Book Reviews


I review books on this blog and I every time I do a review I am conflicted between providing my honest opinions of the book for other readers and my general disdain for criticism that is not helpful (and once a book is published I am not sure my thoughts are helpful for the author). Nearly every time I complete a review I hear in the back of my mind one of my favorite quotes from Teddy Roosevelt.

"It is not the critic who counts; not the man who points out how the strong man stumbles, or where the doer of deeds could have done them better.
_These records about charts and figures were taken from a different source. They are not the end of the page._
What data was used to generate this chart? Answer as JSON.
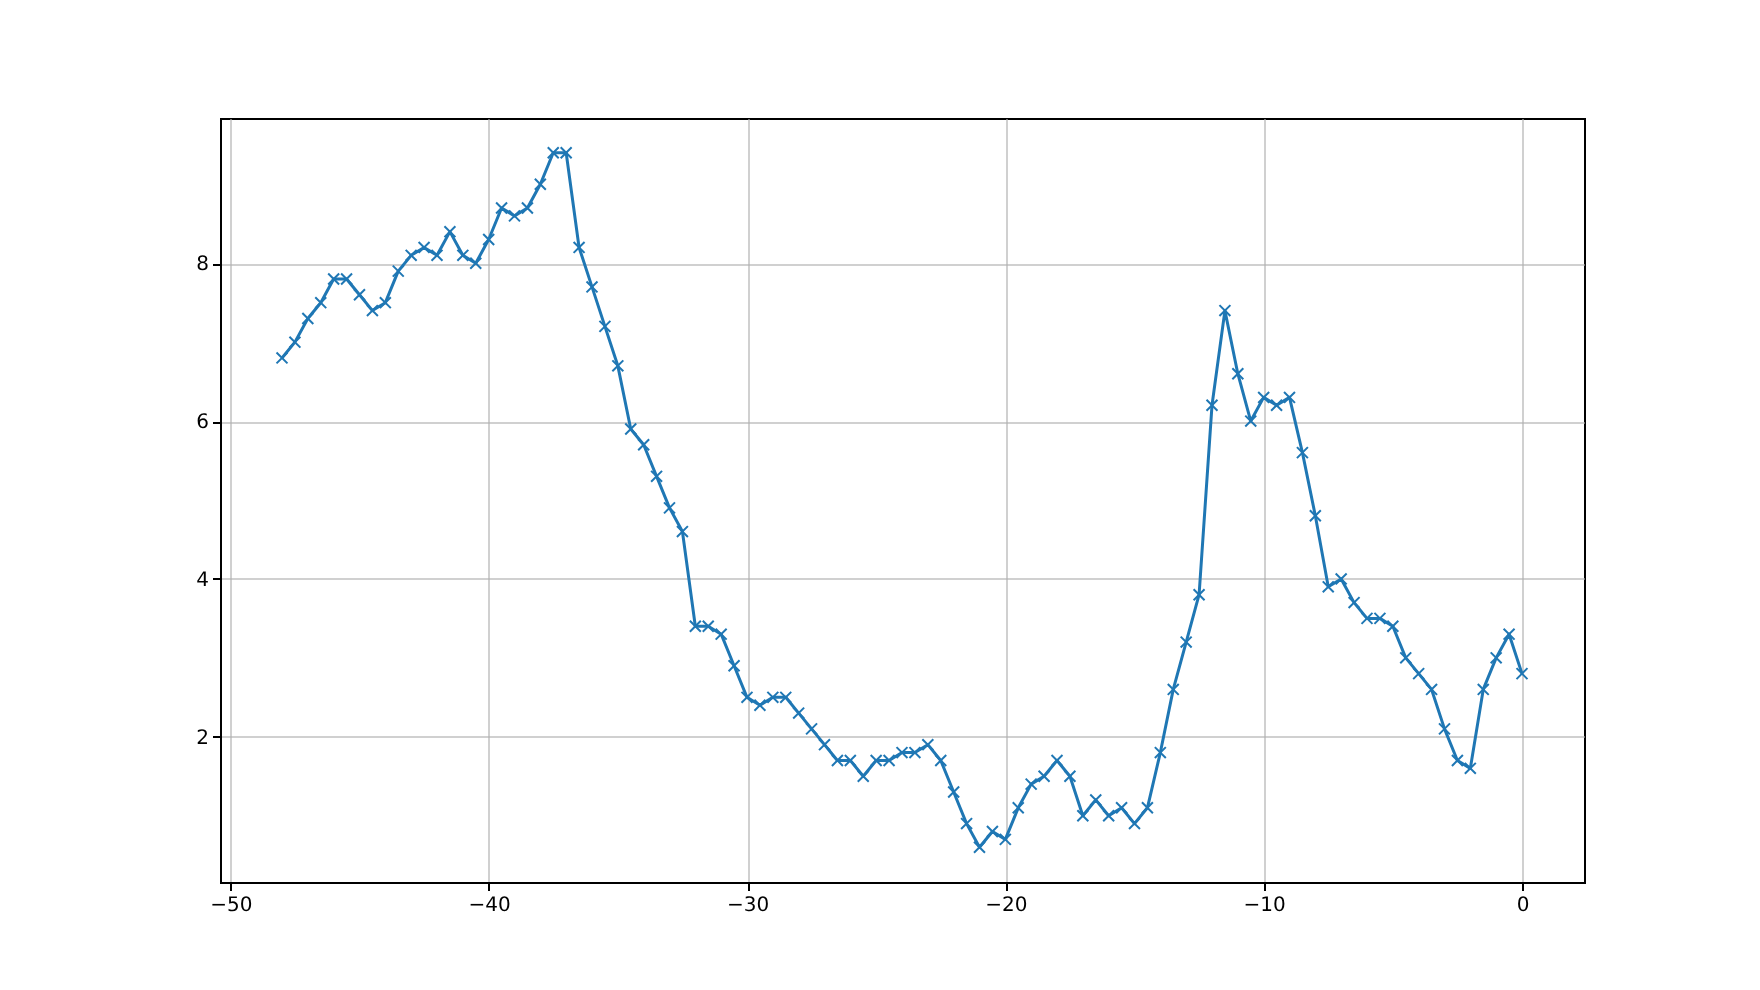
{
  "chart_data": {
    "type": "line",
    "marker": "cross",
    "grid": true,
    "x": [
      -48,
      -47.5,
      -47,
      -46.5,
      -46,
      -45.5,
      -45,
      -44.5,
      -44,
      -43.5,
      -43,
      -42.5,
      -42,
      -41.5,
      -41,
      -40.5,
      -40,
      -39.5,
      -39,
      -38.5,
      -38,
      -37.5,
      -37,
      -36.5,
      -36,
      -35.5,
      -35,
      -34.5,
      -34,
      -33.5,
      -33,
      -32.5,
      -32,
      -31.5,
      -31,
      -30.5,
      -30,
      -29.5,
      -29,
      -28.5,
      -28,
      -27.5,
      -27,
      -26.5,
      -26,
      -25.5,
      -25,
      -24.5,
      -24,
      -23.5,
      -23,
      -22.5,
      -22,
      -21.5,
      -21,
      -20.5,
      -20,
      -19.5,
      -19,
      -18.5,
      -18,
      -17.5,
      -17,
      -16.5,
      -16,
      -15.5,
      -15,
      -14.5,
      -14,
      -13.5,
      -13,
      -12.5,
      -12,
      -11.5,
      -11,
      -10.5,
      -10,
      -9.5,
      -9,
      -8.5,
      -8,
      -7.5,
      -7,
      -6.5,
      -6,
      -5.5,
      -5,
      -4.5,
      -4,
      -3.5,
      -3,
      -2.5,
      -2,
      -1.5,
      -1,
      -0.5,
      0
    ],
    "series": [
      {
        "color": "#1f77b4",
        "values": [
          6.8,
          7.0,
          7.3,
          7.5,
          7.8,
          7.8,
          7.6,
          7.4,
          7.5,
          7.9,
          8.1,
          8.2,
          8.1,
          8.4,
          8.1,
          8.0,
          8.3,
          8.7,
          8.6,
          8.7,
          9.0,
          9.4,
          9.4,
          8.2,
          7.7,
          7.2,
          6.7,
          5.9,
          5.7,
          5.3,
          4.9,
          4.6,
          3.4,
          3.4,
          3.3,
          2.9,
          2.5,
          2.4,
          2.5,
          2.5,
          2.3,
          2.1,
          1.9,
          1.7,
          1.7,
          1.5,
          1.7,
          1.7,
          1.8,
          1.8,
          1.9,
          1.7,
          1.3,
          0.9,
          0.6,
          0.8,
          0.7,
          1.1,
          1.4,
          1.5,
          1.7,
          1.5,
          1.0,
          1.2,
          1.0,
          1.1,
          0.9,
          1.1,
          1.8,
          2.6,
          3.2,
          3.8,
          6.2,
          7.4,
          6.6,
          6.0,
          6.3,
          6.2,
          6.3,
          5.6,
          4.8,
          3.9,
          4.0,
          3.7,
          3.5,
          3.5,
          3.4,
          3.0,
          2.8,
          2.6,
          2.1,
          1.7,
          1.6,
          2.6,
          3.0,
          3.3,
          2.8
        ]
      }
    ],
    "xlim": [
      -50.4,
      2.4
    ],
    "xticks": [
      -50,
      -40,
      -30,
      -20,
      -10,
      0
    ],
    "ylim": [
      0.16,
      9.84
    ],
    "yticks": [
      2,
      4,
      6,
      8
    ]
  }
}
The credit belongs to the man who is actually in the arena, whose face is marred by dust and sweat and blood; who strives valiantly; who errs, who comes short again and again, because there is no effort without error and shortcoming; but who does actually strive to do the deeds; who knows great enthusiasms, the great devotions; who spends himself in a worthy cause; who at the best knows in the end the triumph of high achievement, and who at the worst, if he fails, at least fails while daring greatly, so that his place shall never be with those cold and timid souls who neither know victory nor defeat." - Theodore Roosevelt

Excerpt from the speech "Citizenship In A Republic"  delivered at the Sorbonne, in Paris, France on 23 April, 1910. 

So if the authors of any books I happen to review somehow stumble across this blog, please refer to Mr. Roosevelt above and remember - you were in the arena and toiled to write a book and you found a way to get it published. That, in and of itself, matters more than what I think of it.